Source: MetroBuilder's Onsite Magazine
Enacted in 2004, the Contractors’ Registration Act (the “Act”) requires all contractors in New Jersey to register annually with the Division of Consumer Affairs (“DCA”) if they are “engaged in the business of making or selling home improvements.”
In Vascos Excavation Group LLC v. Gold, a case decided by the Court of Appeal of California in December 2022, a contractor paid a hefty price for failing to be licensed properly in California. In this case, a dispute arose between the contractor and property owner regarding the amount due under their contract, which contained an arbitration provision. An arbitrator awarded the contractor damages and penalties totaling $111,440.29. The owner filed a court action to vacate the award, arguing that the contractor failed to show it was duly licensed in California when it performed its construction services.
The Court of Appeal held that the arbitrator could only determine the rights of the parties if they had a valid contract and, because the contractor was unlicensed, the court deemed the contract with the owner to be illegal.
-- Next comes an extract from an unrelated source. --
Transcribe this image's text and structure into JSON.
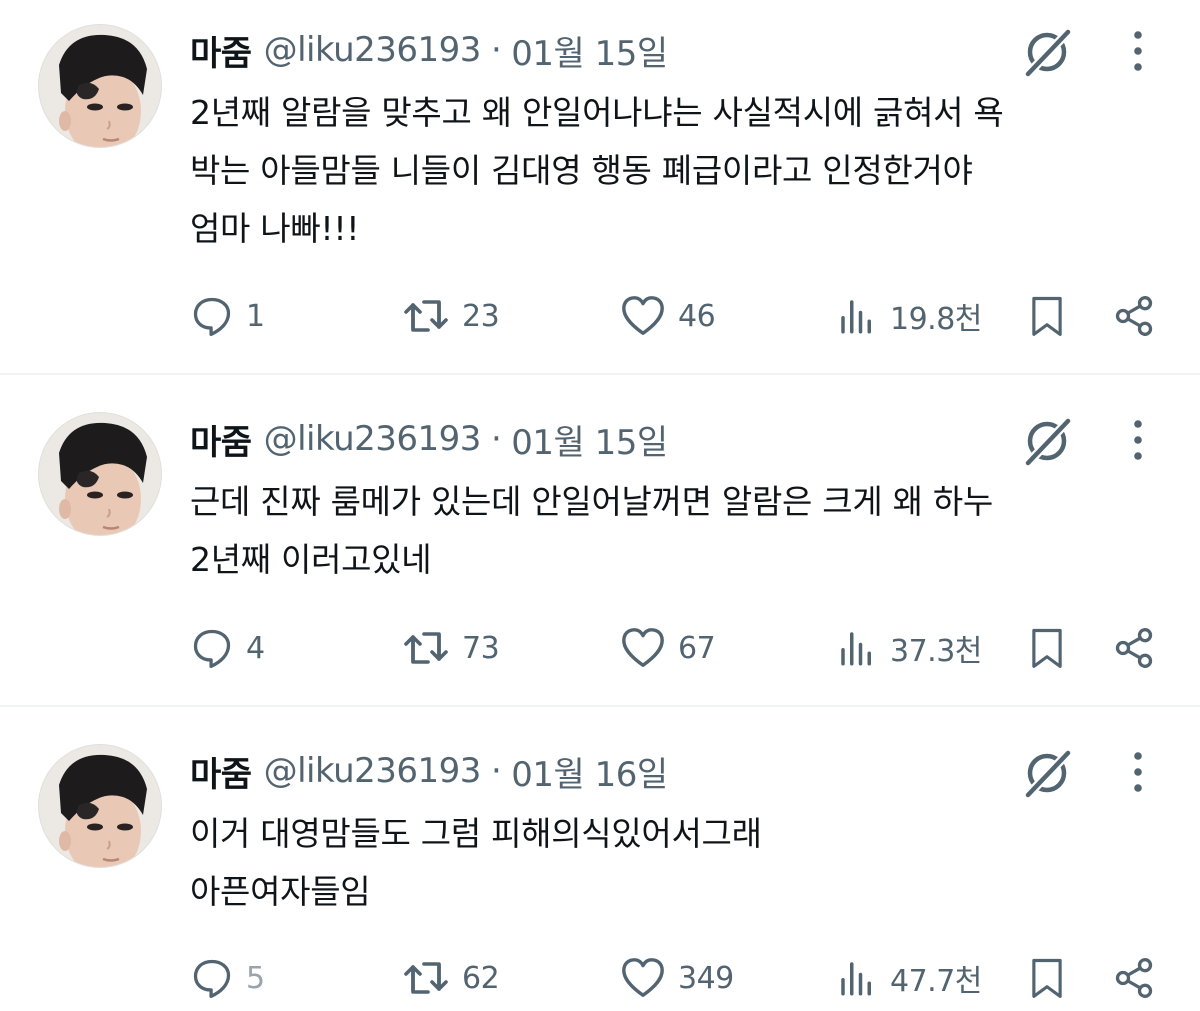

California law also provided that contractors could not maintain legal or equitable actions unless the contractor was licensed when it performed under the contract at issue. Consequently, the arbitration award in favor of the contractor was found to have been issued pursuant to an illegal or unenforceable contract and had to be vacated.
New Jersey’s Contractors’ Registration Act is not as harsh as the California law, but the Act still sets forth consequences if a contractor violates the Act. Specifically, a violation of the Act is considered an unlawful practice and also a violation of the Consumer Fraud Act (which provides for the recovery of treble damages and attorneys’ fees to a prevailing party). In addition, a person who “knowingly violates” the Act is guilty of a crime of the fourth degree (which is punishable with up to 18 months in prison and a fine of up to $10,000).
New Jersey contractors subject to the Contractors’ Registration Act should therefore make certain that they register annually with the DCA.